Intensive cytotoxic chemotherapy for people with cancer can cause severe and prolonged cytopenia, especially neutropenia, a critical condition that is potentially life-threatening. When manifested by fever and neutropenia, it is called febrile neutropenia (FN). Invasive fungal disease (IFD) is one of the serious aetiologies of chemotherapy-induced FN. In pre-emptive therapy, physicians only initiate antifungal therapy when an invasive fungal infection is detected by a diagnostic test. Compared to empirical antifungal therapy, pre-emptive therapy may reduce the use of antifungal agents and associated adverse effects, but may increase mortality. The benefits and harms associated with the two treatment strategies have yet to be determined.
To assess the relative efficacy, safety, and impact on antifungal agent use of pre-emptive versus empirical antifungal therapy in people with cancer who have febrile neutropenia.
We searched CENTRAL, MEDLINE Ovid, Embase Ovid, and ClinicalTrials.gov to October 2021.
We included randomised controlled trials (RCTs) that compared pre-emptive antifungal therapy with empirical antifungal therapy for people with cancer.
We identified 2257 records from the databases and handsearching. After removing duplicates, screening titles and abstracts, and reviewing full-text reports, we included seven studies in the review. We evaluated the effects on all-cause mortality, mortality ascribed to fungal infection, proportion of antifungal agent use (other than prophylactic use), duration of antifungal use (days), invasive fungal infection detection, and adverse effects for the comparison of pre-emptive versus empirical antifungal therapy. We presented the overall certainty of the evidence for each outcome according to the GRADE approach.

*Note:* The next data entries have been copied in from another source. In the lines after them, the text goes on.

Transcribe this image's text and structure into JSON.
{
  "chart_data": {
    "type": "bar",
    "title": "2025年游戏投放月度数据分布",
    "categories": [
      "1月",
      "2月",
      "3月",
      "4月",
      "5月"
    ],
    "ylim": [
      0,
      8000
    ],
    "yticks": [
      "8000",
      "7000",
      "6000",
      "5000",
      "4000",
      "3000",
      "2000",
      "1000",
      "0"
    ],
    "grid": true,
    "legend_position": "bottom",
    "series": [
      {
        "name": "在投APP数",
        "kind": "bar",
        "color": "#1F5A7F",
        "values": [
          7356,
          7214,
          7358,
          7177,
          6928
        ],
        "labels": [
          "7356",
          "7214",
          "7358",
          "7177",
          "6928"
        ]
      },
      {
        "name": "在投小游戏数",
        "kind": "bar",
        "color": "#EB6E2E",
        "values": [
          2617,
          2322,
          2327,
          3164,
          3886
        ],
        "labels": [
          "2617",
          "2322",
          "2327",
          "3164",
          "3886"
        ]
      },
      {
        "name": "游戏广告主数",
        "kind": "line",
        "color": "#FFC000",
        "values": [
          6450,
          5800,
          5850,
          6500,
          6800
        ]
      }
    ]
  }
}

This review includes 1480 participants from seven randomised controlled trials. Included studies only enroled participants at high risk of FN (e.g. people with haematological malignancy); none of them included participants at low risk (e.g. people with solid tumours).

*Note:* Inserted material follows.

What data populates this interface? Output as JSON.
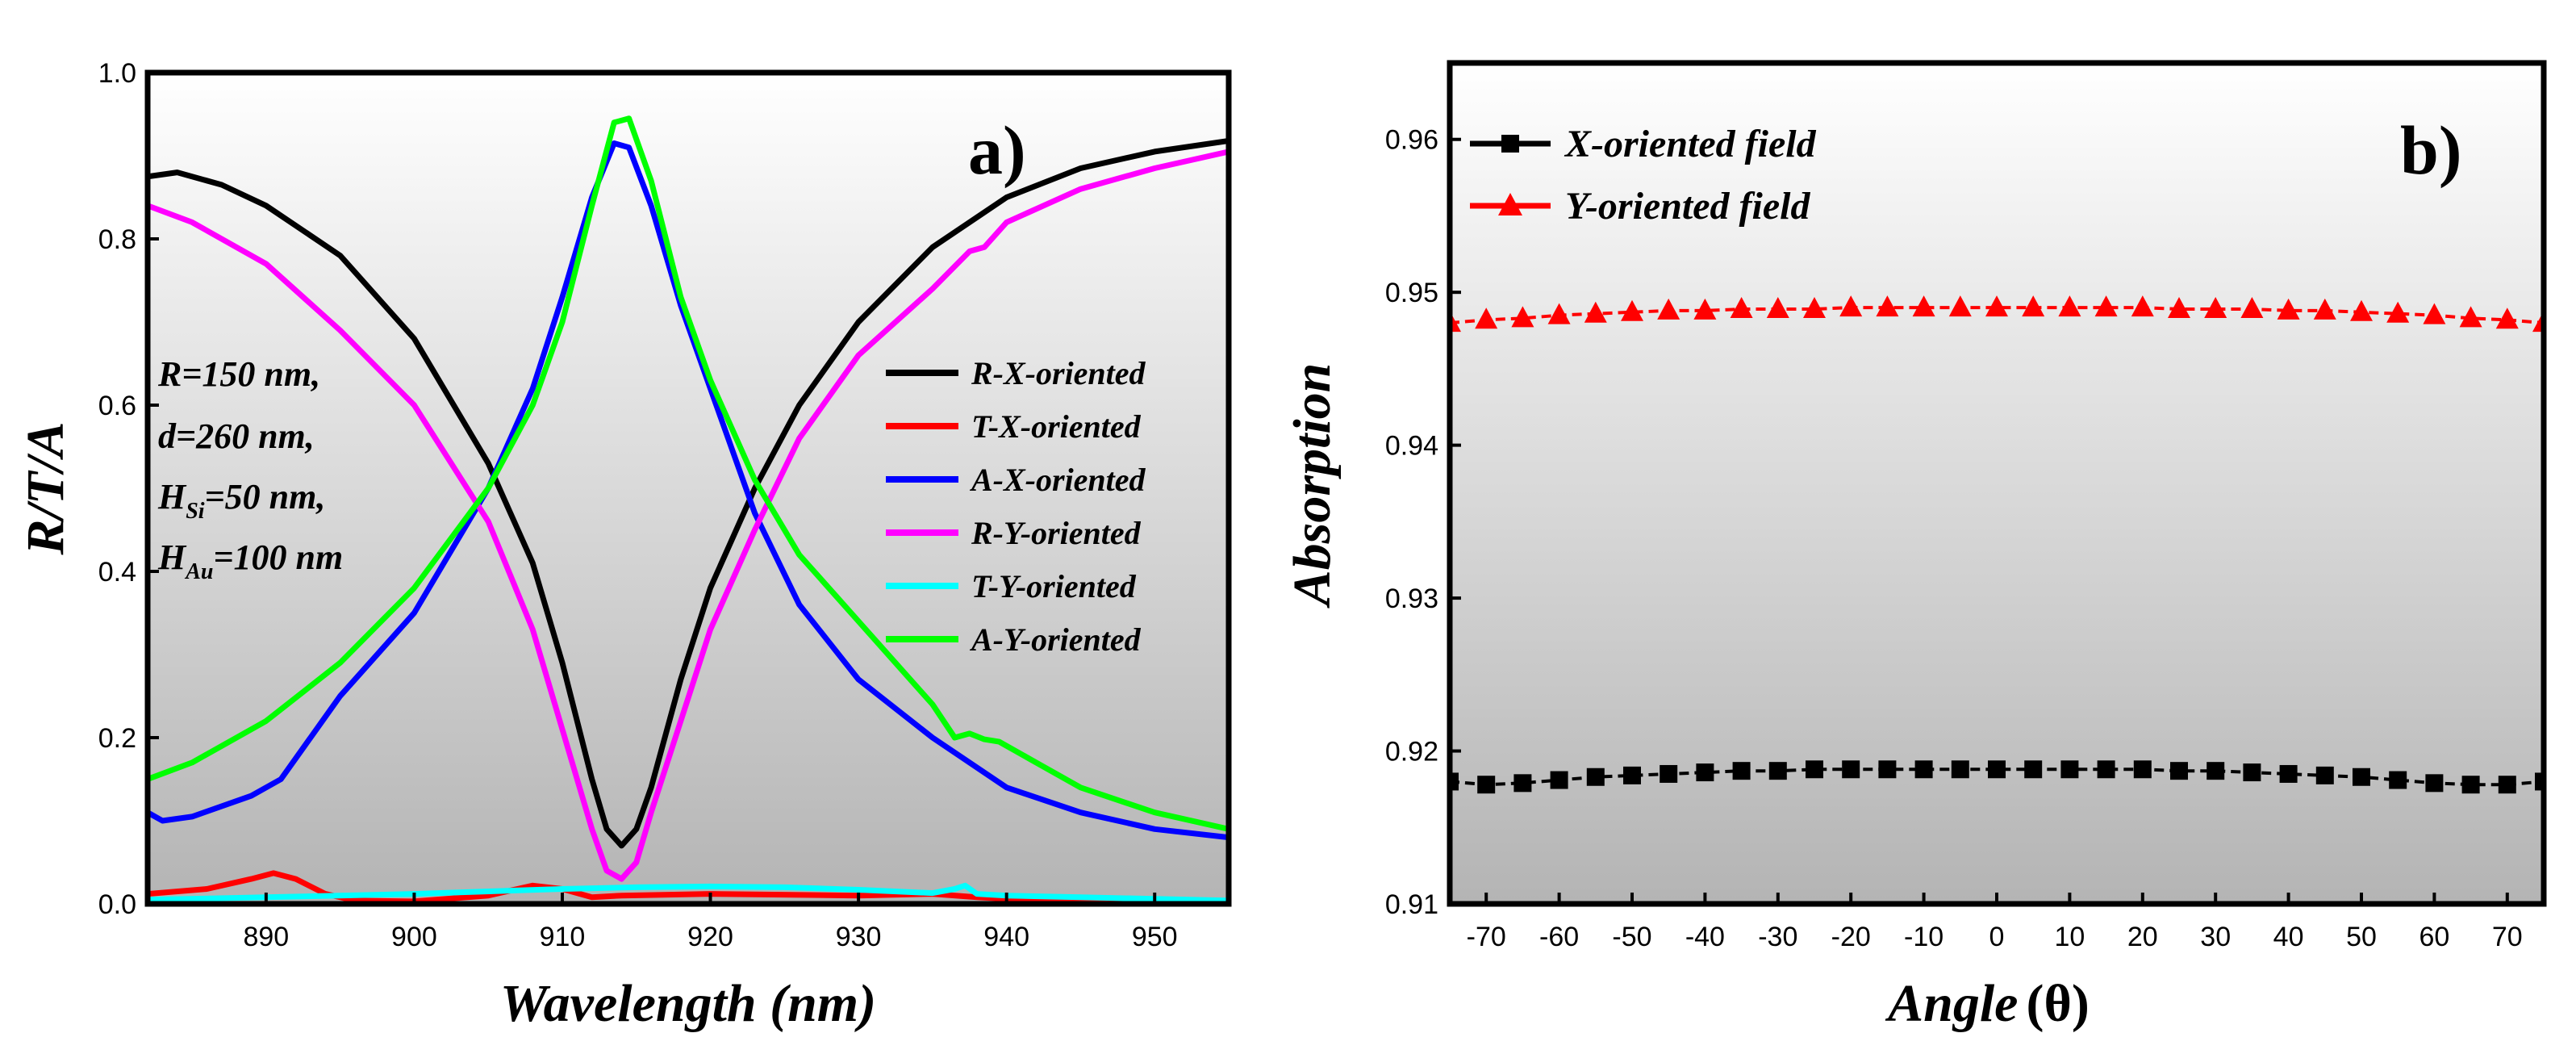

Low-certainty evidence suggests there may be little to no difference between pre-emptive and empirical antifungal treatment for all-cause mortality (risk ratio (RR) 0.97, 95% confidence interval (CI) 0.72 to 1.30; absolute effect, reduced by 3/1000); and for mortality ascribed to fungal infection (RR 0.92, 95% CI 0.45 to 1.89; absolute effect, reduced by 2/1000). Pre-emptive therapy may decrease the proportion of antifungal agent used more than empirical therapy (other than prophylactic use; RR 0.71, 95% CI 0.47 to 1.05; absolute effect, reduced by 125/1000; very low-certainty evidence). Pre-emptive therapy may reduce the duration of antifungal use more than empirical treatment (mean difference (MD) -3.52 days, 95% CI -6.99 to -0.06, very low-certainty evidence). Pre-emptive therapy may increase invasive fungal infection detection compared to empirical treatment (RR 1.70, 95% CI 0.71 to 4.05; absolute effect, increased by 43/1000; very low-certainty evidence). Although we were unable to pool adverse events in a meta-analysis, there seemed to be no apparent difference in the frequency or severity of adverse events between groups.
Due to the nature of the intervention, none of the seven RCTs could blind participants and personnel related to performance bias. We identified considerable clinical and statistical heterogeneity, which reduced the certainty of the evidence for each outcome. However, the two mortality outcomes had less statistical heterogeneity than other outcomes.